Armenian Prime Minister Nikol Pashinian heard criticism at the weekend over allegedly campaigning for constitutional changes in his official capacity as he paid a visit to one of the country’s provinces where he also inspected a recently renovated road.
Pashinian traveled to the northeastern Lori province on March 7 and there in the town of Stepanavan accompanied by Minister for Local Government and Infrastructure Suren Papikian he distributed booklets for his ‘Yes’ campaign in the April 5 referendum.
The only issue put to the referendum is whether Armenians agree to the powers of Constitutional Court Chairman Hrayr Tavmasian and six other judges who were elected before the 2015 constitution was fully enforced in April 2018 to be terminated.
The amendment was initiated by Pashinian’s political team and the campaigning in the referendum officially kicked off on February 17.
A group of lawyers representing the ‘No’ camp in the referendum claimed, however, that the kind of campaign overlapping with the prime minister’s official functions was at least “controversial.”
The prime minister’s press office released a statement on Saturday, saying that during his visit to Lori Pashinian also made a stop at the 2.5-kilometer section of the Gyulagarak road that officials said was fully renovated in 2019.
Ruben Melikian, a ‘No’ campaign representative, said it was not clear to him whether Pashinian inspected the road in his capacity as prime minister or as a politician engaged in a referendum campaign.
“If Pashinian travels to some place for the purpose of campaigning there, then he should fulfill only the campaigning part and not combine it with his official duties as prime minister,” Melikian complained. “I think all this is very important for developing a rule-of-law culture in our country.”

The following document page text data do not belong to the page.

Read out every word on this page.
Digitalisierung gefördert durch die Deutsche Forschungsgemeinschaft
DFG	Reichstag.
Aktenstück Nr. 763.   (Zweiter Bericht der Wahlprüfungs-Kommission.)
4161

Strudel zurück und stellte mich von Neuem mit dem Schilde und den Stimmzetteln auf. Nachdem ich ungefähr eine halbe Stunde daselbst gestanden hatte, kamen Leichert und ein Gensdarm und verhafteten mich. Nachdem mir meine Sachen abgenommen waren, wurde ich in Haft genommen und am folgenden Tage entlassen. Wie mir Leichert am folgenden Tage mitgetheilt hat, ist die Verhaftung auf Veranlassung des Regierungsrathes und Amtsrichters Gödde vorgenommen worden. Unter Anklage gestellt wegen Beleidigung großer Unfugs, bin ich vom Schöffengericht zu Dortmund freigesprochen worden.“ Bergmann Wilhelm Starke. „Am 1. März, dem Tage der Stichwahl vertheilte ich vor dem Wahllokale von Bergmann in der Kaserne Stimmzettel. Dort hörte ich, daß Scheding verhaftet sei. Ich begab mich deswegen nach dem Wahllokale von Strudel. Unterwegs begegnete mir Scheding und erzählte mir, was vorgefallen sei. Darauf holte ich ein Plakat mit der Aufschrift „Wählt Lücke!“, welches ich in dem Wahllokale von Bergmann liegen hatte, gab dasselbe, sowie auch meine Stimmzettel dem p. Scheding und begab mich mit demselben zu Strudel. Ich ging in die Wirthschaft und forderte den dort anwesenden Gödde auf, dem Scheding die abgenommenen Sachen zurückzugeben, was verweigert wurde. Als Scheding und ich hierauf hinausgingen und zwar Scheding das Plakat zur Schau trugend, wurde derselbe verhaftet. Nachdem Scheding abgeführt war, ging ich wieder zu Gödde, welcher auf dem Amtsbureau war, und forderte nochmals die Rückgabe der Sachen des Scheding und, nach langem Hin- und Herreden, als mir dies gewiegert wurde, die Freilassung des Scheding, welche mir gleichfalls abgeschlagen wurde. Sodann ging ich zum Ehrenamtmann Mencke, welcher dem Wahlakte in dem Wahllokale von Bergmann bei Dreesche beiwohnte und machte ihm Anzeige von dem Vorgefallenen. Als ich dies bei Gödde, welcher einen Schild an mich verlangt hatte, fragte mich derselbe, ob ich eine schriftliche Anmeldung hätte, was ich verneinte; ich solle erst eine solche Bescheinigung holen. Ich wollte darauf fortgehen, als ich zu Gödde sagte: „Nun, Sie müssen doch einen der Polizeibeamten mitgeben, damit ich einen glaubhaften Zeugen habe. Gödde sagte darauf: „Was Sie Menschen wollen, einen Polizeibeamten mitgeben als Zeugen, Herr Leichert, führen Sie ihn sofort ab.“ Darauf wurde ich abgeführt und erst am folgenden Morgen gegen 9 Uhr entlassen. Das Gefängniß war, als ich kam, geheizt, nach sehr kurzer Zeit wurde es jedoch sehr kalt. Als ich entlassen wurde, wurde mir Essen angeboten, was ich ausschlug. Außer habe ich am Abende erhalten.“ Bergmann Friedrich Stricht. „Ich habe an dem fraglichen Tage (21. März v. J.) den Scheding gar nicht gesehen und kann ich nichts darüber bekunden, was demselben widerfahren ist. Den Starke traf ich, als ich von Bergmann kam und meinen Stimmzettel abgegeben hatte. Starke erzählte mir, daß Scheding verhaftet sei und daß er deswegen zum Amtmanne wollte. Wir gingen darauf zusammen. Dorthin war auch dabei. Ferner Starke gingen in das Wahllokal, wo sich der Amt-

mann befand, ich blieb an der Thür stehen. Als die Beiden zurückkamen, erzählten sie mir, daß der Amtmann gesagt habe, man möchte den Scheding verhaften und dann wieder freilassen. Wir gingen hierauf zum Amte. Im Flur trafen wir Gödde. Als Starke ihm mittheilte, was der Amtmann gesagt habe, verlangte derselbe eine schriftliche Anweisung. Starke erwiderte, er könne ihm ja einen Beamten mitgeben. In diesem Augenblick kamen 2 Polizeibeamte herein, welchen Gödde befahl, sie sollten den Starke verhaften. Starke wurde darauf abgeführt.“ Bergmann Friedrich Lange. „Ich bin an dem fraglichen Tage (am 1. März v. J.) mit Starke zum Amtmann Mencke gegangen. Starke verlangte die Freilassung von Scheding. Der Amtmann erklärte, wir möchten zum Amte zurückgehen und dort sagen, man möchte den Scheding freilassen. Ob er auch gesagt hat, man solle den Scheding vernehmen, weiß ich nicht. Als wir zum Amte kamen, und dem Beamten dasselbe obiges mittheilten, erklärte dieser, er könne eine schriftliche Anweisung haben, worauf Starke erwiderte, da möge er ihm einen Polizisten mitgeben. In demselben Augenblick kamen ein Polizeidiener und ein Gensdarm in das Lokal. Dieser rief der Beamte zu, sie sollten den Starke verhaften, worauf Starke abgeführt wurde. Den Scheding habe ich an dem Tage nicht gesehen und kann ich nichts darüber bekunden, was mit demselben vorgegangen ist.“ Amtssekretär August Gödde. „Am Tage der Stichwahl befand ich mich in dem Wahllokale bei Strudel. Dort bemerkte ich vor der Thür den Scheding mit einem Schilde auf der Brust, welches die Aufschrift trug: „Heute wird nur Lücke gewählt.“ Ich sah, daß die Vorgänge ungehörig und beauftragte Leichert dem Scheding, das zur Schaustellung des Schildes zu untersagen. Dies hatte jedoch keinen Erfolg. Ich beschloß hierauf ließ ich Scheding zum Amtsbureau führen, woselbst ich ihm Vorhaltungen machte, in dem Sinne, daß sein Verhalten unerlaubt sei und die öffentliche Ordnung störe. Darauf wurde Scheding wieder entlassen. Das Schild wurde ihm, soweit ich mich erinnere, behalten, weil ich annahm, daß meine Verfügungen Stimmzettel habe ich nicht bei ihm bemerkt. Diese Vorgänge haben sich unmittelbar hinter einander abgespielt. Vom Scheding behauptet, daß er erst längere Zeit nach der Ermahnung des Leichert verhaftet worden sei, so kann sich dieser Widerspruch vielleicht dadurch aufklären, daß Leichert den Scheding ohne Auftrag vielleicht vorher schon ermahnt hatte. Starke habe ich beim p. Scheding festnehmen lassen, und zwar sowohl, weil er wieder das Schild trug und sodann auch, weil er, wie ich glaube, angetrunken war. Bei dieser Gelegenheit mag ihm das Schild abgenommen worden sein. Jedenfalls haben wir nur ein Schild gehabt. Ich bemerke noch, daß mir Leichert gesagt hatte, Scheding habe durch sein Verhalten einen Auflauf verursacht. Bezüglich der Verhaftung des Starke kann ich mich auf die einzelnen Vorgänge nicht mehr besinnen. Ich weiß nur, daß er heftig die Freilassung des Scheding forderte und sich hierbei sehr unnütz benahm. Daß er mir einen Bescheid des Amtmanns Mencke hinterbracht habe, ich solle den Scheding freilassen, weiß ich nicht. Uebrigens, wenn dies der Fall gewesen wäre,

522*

While meeting with people on his current campaign trail Pashinian has markedly avoided answering questions from citizens relating to his duties as prime minister, repeatedly telling them that his outing is focused only on the upcoming constitutional referendum.
Before traveling to Stepanavan Pashinian and two of his daughters took a ride in Yerevan’s metro and went around the city’s streets distributing booklets designed in the form of an Armenian passport.
During nearly a two-hour tour that was steamed live on Facebook on Friday evening Pashinian met with a large number of citizens, a vast majority of whom were sympathetic of his campaign and took selfies with him. Still, the prime minister was confronted by one citizen apparently critical of his administration. A young woman in a metro carriage ripped up the booklet that Pashinian had handed her and threw the pieces at him.
Pashinian took the woman’s reaction in its stride. “This is what democracy is for,” he told her in an undaunted manner.
Later, the prime minister reflected on the incident in a Facebook post. “I think this is the best way of campaigning in favor of the ‘Yes’ message [in the referendum], because the safety of this young woman is not threatened, she will not be ‘accidentally’ beaten up in the nearest restroom, she will continue to live her usual life, freely express her views and she won’t be fired from her job because she lives and will live in a free and happy Armenia.”
Pashinian’s words about “being ‘accidentally’ beaten up in the nearest restroom” are an apparent reference to the 2001 killing of a man in a café restroom by then President Robert Kocharian’s bodyguard. Poghos Poghosian, 43, was then beaten to death for allegedly greeting Kocharian in a familiar manner. The court later found Kocharian’s bodyguard guilty of only manslaughter and gave him a suspended prison sentence. An appeals court in Armenia is reviewing the case at present after fresh evidence has emerged to suggest a possible murder.